Attosecond physics at the nanoscale

Tuesday, January 9, 2018 - 2:00pm to 3:00pm

Speaker:  Matthias F. Kling, MPQ

Program Description

One of the most fundamental processes in nature is light-induced photoemission of electrons. When an electron is photoemitted inside a solid, it can undergo elastic and inelastic collisions before escaping from the surface. The mean free path of both types of collisions depends on electron energy and typically lies in the nanometer scale for sub-keV electron energies in most solids. Earlier work showed experimental and conceptual problems for determining the inelastic scattering mean free path, in particular for energies below 100 eV. Since the characteristic scattering time scale is in the attosecond regime, attosecond technology provides an opportunity to directly access electron scattering in the time domain. Such studies have, however, been limited to the investigation of metals or adlayer-covered metals, and accumulative charging of dielectrics prevented their implementation on dielectrics. We have overcome this problem by using nanoscopic dielectric targets in a continuous beam, replacing the nanoscopic solid for each laser shot [1]. Our studies reveal that the observed streaking delay for electrons emitted from SiO2 nanoparticles is almost entirely determined by the inelastic scattering time [2]. Additional effects of the elastic scattering time strongly depend on the materials permittivity, and are found to cancel in the permittivity region of typical dielectric materials. Our results signify that experimentally accessible relative streaking delays serve as a direct clock for inelastic scattering times in dielectrics. The approach for clocking inelastic scattering times was demonstrated on SiO2, but should be transferable to other dielectrics, including water.
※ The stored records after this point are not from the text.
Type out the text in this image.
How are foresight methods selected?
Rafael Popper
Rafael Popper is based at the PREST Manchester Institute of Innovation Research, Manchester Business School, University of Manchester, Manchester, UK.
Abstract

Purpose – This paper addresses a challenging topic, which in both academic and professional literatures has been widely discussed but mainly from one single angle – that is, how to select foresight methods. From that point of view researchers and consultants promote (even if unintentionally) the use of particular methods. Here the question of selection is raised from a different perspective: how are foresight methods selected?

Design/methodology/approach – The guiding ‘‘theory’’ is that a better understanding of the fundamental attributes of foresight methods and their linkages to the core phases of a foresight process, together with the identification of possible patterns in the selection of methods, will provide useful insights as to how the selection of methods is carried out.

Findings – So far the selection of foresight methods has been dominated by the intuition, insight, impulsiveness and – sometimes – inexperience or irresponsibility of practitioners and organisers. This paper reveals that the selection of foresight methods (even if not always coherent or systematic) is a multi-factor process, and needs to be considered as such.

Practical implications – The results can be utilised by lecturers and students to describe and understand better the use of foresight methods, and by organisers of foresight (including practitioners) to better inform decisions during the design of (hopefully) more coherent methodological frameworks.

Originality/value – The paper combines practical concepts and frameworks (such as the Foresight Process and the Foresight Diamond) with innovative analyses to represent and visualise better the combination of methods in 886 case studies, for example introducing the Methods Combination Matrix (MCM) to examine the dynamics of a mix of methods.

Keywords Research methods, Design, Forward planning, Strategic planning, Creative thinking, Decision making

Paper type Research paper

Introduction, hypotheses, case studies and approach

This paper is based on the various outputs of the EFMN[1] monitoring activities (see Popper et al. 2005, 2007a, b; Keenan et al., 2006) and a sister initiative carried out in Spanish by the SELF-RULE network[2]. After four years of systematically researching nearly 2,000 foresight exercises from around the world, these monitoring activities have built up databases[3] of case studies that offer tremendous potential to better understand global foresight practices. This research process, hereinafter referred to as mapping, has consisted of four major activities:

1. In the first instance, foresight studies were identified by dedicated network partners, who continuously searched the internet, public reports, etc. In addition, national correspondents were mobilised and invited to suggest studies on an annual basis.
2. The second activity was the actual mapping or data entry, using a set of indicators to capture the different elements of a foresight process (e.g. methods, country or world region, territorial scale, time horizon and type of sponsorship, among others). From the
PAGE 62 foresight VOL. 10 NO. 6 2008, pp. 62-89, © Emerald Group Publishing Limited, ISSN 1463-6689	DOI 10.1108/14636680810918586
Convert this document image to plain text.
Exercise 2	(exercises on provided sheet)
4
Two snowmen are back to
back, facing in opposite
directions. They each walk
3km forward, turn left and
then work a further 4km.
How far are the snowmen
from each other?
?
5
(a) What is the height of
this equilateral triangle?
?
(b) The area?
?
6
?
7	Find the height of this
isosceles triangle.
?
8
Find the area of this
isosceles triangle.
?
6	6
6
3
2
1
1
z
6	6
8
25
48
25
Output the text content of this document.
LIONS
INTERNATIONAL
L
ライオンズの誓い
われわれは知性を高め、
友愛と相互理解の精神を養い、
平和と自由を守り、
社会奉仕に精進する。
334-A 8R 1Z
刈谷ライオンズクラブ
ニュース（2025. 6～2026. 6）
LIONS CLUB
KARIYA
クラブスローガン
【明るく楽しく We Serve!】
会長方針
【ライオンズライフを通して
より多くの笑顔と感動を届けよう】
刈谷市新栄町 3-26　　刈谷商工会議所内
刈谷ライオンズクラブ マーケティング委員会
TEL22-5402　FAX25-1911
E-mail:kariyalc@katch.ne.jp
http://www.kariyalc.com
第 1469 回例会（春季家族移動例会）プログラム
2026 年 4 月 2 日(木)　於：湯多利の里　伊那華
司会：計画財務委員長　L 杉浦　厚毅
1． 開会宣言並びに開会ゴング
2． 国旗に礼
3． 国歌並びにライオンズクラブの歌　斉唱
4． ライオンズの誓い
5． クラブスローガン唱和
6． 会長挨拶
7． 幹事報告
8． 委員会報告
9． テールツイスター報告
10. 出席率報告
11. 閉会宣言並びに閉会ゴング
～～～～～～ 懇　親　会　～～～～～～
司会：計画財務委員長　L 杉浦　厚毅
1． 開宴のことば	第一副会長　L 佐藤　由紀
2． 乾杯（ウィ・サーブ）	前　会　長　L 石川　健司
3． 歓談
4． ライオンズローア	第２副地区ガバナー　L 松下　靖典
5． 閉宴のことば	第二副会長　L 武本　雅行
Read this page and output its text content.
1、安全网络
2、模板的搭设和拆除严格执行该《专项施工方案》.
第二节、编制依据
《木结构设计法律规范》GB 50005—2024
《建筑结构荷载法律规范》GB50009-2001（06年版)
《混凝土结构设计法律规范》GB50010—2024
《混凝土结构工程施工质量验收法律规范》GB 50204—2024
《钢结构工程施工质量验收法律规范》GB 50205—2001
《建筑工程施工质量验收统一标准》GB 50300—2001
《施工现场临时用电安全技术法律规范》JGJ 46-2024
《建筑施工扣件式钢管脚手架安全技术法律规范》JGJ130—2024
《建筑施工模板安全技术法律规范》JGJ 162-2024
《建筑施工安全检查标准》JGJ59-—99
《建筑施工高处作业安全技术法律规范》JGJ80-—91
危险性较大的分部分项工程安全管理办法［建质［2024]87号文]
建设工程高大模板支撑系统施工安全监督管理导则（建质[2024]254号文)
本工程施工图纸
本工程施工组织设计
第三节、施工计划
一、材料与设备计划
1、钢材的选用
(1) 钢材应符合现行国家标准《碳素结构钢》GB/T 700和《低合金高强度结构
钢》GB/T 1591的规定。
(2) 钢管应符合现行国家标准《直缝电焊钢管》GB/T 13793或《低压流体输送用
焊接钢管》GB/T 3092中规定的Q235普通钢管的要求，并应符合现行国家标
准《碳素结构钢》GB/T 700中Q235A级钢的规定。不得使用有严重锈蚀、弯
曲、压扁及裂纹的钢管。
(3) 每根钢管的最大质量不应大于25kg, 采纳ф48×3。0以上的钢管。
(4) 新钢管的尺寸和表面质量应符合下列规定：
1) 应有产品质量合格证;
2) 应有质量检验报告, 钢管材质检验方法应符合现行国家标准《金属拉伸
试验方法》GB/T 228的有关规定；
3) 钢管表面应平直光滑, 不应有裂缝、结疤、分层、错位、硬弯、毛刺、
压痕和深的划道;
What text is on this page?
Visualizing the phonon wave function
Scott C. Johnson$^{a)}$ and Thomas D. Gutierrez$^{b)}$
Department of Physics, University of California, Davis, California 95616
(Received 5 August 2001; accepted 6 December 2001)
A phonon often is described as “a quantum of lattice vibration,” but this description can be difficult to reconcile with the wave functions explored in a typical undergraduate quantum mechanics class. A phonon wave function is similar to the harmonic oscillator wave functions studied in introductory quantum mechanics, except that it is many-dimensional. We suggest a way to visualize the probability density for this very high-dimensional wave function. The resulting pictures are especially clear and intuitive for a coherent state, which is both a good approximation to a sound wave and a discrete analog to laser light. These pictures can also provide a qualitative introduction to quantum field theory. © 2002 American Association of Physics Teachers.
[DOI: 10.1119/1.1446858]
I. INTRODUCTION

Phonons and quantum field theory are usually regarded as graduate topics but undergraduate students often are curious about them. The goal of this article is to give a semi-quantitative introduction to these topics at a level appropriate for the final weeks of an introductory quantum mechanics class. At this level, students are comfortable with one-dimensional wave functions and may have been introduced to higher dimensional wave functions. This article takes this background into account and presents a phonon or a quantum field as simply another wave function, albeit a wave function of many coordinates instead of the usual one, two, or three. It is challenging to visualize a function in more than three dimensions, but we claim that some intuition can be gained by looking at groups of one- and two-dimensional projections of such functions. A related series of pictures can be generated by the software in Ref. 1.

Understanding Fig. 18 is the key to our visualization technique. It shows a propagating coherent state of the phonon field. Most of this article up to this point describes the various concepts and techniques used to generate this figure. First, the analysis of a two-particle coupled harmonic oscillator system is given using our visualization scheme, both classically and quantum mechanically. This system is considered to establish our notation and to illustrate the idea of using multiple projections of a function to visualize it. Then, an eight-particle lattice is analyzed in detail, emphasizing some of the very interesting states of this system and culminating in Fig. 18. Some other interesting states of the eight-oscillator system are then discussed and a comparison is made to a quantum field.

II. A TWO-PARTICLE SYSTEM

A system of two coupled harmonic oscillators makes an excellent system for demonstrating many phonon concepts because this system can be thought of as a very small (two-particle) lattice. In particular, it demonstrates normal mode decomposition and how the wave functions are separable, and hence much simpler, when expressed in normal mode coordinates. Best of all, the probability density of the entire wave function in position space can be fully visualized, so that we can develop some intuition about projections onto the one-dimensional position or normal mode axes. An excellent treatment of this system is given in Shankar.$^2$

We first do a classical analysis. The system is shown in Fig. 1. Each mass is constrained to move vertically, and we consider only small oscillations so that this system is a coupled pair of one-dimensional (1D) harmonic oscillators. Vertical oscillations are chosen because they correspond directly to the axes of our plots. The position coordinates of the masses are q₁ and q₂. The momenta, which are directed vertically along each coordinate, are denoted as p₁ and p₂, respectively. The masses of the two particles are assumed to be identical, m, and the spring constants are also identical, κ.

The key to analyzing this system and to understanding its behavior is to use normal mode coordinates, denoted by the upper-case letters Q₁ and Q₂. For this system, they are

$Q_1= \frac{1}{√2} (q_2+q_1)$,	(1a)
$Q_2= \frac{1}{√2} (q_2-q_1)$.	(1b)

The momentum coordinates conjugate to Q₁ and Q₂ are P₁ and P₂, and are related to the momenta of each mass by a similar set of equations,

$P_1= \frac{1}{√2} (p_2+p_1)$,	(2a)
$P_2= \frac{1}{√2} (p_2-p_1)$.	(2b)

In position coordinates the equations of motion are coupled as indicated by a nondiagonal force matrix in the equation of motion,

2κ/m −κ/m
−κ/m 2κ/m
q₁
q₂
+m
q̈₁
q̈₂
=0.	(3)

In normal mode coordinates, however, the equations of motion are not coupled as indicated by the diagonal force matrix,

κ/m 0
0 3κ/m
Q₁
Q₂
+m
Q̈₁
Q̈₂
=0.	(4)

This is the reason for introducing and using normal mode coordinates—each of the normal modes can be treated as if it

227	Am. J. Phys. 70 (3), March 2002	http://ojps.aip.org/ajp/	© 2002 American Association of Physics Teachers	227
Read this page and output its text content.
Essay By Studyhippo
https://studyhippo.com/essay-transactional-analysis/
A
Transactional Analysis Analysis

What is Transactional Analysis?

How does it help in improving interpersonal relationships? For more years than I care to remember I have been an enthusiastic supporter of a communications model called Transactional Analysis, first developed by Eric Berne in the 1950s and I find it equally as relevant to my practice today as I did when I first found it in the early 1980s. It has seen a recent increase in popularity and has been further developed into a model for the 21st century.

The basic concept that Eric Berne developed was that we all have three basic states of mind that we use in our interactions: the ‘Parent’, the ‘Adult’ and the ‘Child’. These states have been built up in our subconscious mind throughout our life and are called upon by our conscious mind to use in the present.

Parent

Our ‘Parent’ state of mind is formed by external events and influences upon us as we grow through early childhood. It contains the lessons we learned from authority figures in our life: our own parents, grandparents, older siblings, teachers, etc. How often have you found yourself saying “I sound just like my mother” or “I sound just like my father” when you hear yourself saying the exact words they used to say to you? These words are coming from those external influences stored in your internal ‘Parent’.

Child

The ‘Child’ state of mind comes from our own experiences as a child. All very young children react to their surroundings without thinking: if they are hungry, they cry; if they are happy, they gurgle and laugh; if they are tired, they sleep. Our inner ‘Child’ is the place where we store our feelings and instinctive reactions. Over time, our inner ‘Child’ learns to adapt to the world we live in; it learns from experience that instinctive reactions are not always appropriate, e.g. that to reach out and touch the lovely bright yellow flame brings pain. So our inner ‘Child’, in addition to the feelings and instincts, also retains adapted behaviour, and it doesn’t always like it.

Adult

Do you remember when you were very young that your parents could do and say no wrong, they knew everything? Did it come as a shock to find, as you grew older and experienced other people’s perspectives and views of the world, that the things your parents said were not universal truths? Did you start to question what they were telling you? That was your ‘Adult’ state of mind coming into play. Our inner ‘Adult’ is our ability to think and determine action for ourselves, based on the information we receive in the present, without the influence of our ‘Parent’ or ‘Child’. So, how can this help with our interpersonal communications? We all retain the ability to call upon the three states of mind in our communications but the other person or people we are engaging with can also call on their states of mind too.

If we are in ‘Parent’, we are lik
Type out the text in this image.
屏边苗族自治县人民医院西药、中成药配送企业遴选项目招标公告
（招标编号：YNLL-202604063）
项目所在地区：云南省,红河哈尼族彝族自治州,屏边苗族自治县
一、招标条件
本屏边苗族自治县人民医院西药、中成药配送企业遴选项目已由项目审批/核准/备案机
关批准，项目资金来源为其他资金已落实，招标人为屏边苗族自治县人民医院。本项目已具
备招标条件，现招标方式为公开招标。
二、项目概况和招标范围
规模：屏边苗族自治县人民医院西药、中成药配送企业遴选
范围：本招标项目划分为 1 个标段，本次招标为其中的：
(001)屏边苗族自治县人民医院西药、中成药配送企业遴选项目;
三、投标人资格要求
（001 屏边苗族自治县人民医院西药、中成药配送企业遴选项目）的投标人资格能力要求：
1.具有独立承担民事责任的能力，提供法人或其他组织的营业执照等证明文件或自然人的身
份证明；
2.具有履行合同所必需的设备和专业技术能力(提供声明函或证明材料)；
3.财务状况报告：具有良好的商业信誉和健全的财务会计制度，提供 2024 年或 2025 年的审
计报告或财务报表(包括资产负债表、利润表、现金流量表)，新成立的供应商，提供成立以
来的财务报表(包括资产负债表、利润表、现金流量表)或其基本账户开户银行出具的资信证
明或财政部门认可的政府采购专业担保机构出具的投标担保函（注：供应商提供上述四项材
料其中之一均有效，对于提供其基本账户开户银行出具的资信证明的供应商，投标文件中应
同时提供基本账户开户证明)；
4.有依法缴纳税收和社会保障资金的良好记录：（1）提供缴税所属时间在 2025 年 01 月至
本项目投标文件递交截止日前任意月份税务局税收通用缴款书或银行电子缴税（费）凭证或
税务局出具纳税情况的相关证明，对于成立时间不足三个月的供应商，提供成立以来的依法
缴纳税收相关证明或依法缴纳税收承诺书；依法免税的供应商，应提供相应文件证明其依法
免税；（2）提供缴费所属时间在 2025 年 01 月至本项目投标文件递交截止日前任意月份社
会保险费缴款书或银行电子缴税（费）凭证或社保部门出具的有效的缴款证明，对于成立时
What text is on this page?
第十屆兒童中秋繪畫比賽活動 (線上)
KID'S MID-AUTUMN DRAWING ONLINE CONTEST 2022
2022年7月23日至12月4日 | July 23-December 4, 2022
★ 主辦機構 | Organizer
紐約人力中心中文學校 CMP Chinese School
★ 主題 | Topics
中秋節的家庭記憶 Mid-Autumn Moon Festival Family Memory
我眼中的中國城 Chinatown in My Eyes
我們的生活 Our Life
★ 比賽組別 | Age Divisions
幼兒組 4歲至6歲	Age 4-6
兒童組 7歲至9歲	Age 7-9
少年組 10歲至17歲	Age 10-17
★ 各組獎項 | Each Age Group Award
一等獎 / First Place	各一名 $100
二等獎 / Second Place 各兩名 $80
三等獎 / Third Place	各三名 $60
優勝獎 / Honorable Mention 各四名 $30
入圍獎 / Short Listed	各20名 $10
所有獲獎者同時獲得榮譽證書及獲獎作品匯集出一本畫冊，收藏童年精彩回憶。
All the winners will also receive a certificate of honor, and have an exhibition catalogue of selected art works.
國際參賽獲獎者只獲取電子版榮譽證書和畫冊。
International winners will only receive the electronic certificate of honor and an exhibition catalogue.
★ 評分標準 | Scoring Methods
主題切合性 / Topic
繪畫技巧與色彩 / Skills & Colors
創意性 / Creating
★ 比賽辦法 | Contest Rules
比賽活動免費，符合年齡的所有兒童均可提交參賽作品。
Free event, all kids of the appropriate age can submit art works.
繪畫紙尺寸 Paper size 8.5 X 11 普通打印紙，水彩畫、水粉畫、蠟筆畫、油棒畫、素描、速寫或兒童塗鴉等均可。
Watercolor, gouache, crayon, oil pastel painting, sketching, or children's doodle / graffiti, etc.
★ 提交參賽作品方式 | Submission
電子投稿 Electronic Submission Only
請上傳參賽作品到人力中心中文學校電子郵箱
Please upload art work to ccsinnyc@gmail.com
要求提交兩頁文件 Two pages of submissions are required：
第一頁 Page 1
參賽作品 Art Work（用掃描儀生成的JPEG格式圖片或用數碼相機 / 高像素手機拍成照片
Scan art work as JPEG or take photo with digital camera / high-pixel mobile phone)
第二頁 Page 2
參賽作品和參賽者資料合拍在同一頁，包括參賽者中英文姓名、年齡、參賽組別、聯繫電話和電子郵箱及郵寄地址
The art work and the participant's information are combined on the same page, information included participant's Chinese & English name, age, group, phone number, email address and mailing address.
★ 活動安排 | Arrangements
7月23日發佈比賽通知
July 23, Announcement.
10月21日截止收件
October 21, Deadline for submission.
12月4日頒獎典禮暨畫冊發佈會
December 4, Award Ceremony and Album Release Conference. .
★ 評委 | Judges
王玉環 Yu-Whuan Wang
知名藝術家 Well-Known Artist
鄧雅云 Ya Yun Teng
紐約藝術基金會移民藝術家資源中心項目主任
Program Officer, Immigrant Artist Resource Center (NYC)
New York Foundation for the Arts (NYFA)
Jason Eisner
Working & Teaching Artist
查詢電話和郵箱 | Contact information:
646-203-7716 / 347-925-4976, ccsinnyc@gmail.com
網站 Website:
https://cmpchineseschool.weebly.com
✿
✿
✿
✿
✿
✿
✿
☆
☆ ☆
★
Illumination of nanoscale molecules and solids with laser pulses of well-defined waveform enables spatio-temporal tailoring of electron and induced nuclear / molecular dynamics. We have investigated fundamental ponderomotive acceleration and scattering dynamics including multi-electron effects in clusters [3], nanoparticles [4,5], and molecular adsorbates on nanoparticles [*], implemented attosecond near-field sampling [6,7], and probed structural deformations of large molecules [8] and nanoparticles [*] via femtosecond electron and x-ray diffraction. A brief overview over these recent experiments will demonstrate advances in probing ultrafast, complex multi-electron dynamics in molecules and nanoscale materials, and show exciting opportunities for non-linear and coherent diffractive imaging on attosecond timescales using bright attosecond light sources.